Te aflige saber que todo o atual trabalho pode ser jogado fora caso a sua administração não consiga manter o poder?
Isso é um risco que todo mundo corre no regime democrático. Pode acontecer efetivamente de uma outra orientação vir a prevalecer com práticas não tão recomendáveis como já veio a acontecer no Flamengo, mas a nossa obrigação é tentar trabalhar, tentar atingir estes objetivos de resgate da credibilidade do Clube e da parte técnica. E eu tenho certeza de que a torcida e os sócios do Flamengo irão reconhecer este esforço, e vão manter, senão as mesmas pessoas, a mesma filosofia de trabalho daqui para a frente.

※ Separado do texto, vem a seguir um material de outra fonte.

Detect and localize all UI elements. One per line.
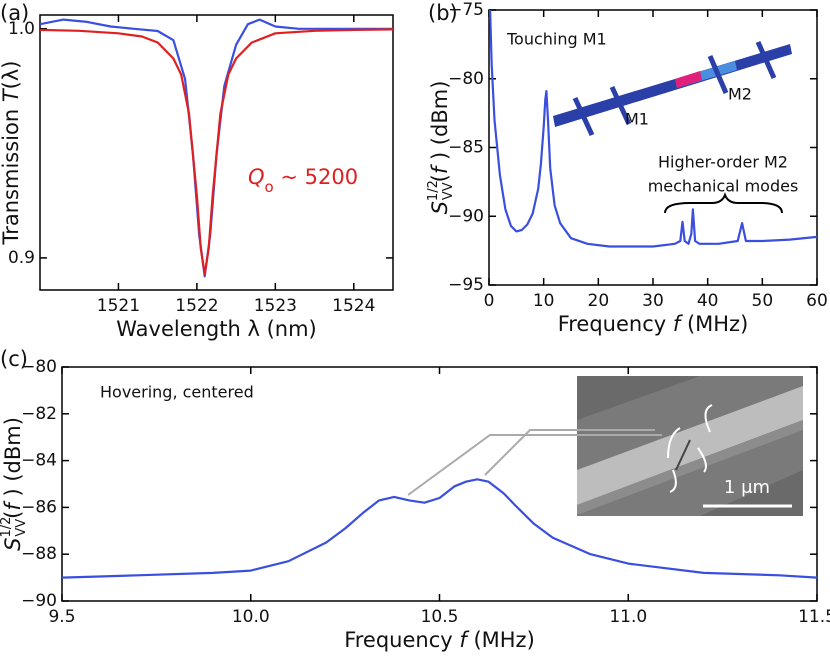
q-annotation: Qo ~ 5200 [248,165,358,196]
annotation: Hovering, centered [100,383,254,402]
x-tick-label: 11.5 [798,607,830,627]
panel-label: (b) [428,1,458,25]
label-part: 1/2 [0,517,14,538]
y-tick-label: −82 [21,404,57,424]
y-axis-label: S1/2VV(f ) (dBm) [426,81,456,215]
annotation: Higher-order M2 [658,153,788,172]
y-tick-label: −90 [21,591,57,611]
beam-inset [553,40,792,137]
label-part: f [673,312,684,336]
label-part: f [428,163,452,174]
label-part: Q [248,165,265,189]
label-part: Frequency [344,628,459,652]
x-axis-label: Wavelength λ (nm) [116,317,317,341]
label-part: f [1,500,25,511]
y-tick-label: 1.0 [8,19,35,39]
label-part: S [428,201,452,214]
x-tick-label: 9.5 [48,607,75,627]
label-part: ) (dBm) [1,417,25,503]
y-axis-label: S1/2VV(f ) (dBm) [0,417,29,551]
x-tick-label: 0 [484,291,495,311]
brace [664,192,783,214]
x-tick-label: 20 [588,291,610,311]
label-part: o [265,178,274,196]
y-tick-label: −95 [448,275,484,295]
label-part: 1/2 [426,180,441,201]
y-tick-label: −84 [21,451,57,471]
label-part: Wavelength λ (nm) [116,317,317,341]
x-axis-label: Frequency f (MHz) [344,628,535,652]
y-tick-label: −75 [448,0,484,20]
label-part: ( [428,174,452,182]
data-line [39,28,394,276]
x-tick-label: 50 [752,291,774,311]
label-part: Transmission [0,102,23,245]
label-part: Frequency [558,312,673,336]
panel-label: (c) [0,347,28,371]
x-tick-label: 10 [533,291,555,311]
annotation: M2 [728,85,752,104]
x-tick-label: 30 [642,291,664,311]
label-part: (MHz) [680,312,748,336]
label-part: T [0,87,23,102]
label-part: ( [1,511,25,519]
x-tick-label: 1524 [332,296,375,316]
scale-bar-label: 1 μm [724,477,770,498]
y-tick-label: −90 [448,206,484,226]
annotation: mechanical modes [648,177,799,196]
x-tick-label: 10.0 [232,607,270,627]
leader-line [407,434,662,496]
sem-inset [577,376,803,516]
panel-label: (a) [0,1,29,25]
leader-line [484,429,655,476]
y-tick-label: −80 [21,357,57,377]
label-part: (MHz) [467,628,535,652]
label-part: (λ) [0,61,23,90]
y-axis-label: Transmission T(λ) [0,61,23,246]
y-tick-label: −86 [21,497,57,517]
annotation: Touching M1 [506,30,607,49]
annotation: M1 [625,110,649,129]
label-part: VV [441,182,456,200]
label-part: ) (dBm) [428,81,452,167]
label-part: f [459,628,470,652]
x-tick-label: 1523 [254,296,297,316]
y-tick-label: −80 [448,69,484,89]
data-line [61,478,818,579]
x-axis-label: Frequency f (MHz) [558,312,749,336]
x-tick-label: 1522 [175,296,218,316]
data-line [489,9,818,248]
y-tick-label: −88 [21,544,57,564]
x-tick-label: 60 [806,291,828,311]
label-part: ~ 5200 [274,165,358,189]
x-tick-label: 10.5 [421,607,459,627]
plot-frame [39,14,394,291]
label-part: VV [14,519,29,537]
y-tick-label: 0.9 [8,248,35,268]
x-tick-label: 40 [697,291,719,311]
x-tick-label: 1521 [97,296,140,316]
label-part: S [1,538,25,551]
x-tick-label: 11.0 [609,607,647,627]
y-tick-label: −85 [448,138,484,158]
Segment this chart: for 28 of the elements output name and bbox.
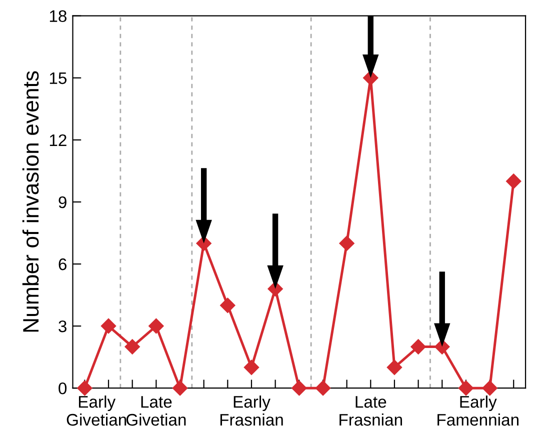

Só a existência do balanço trimestral financeiro já é uma grande novidade. Até um tempo atrás os balanços do Flamengo eram apresentados só por exigências, e a principal ressalva da auditoria era de que efetivamente não se podia acreditar no que estava ali. Hoje a coisa mudou, publicamos nossos balanços e o Flamengo ganhou o termo de transparência no nosso primeiro ano de gestão. Então, acredito que tudo isso vá ser reconhecido mais pra frente.
Como você lida com os palpites de ex-dirigentes e ex-Presidentes do Flamengo?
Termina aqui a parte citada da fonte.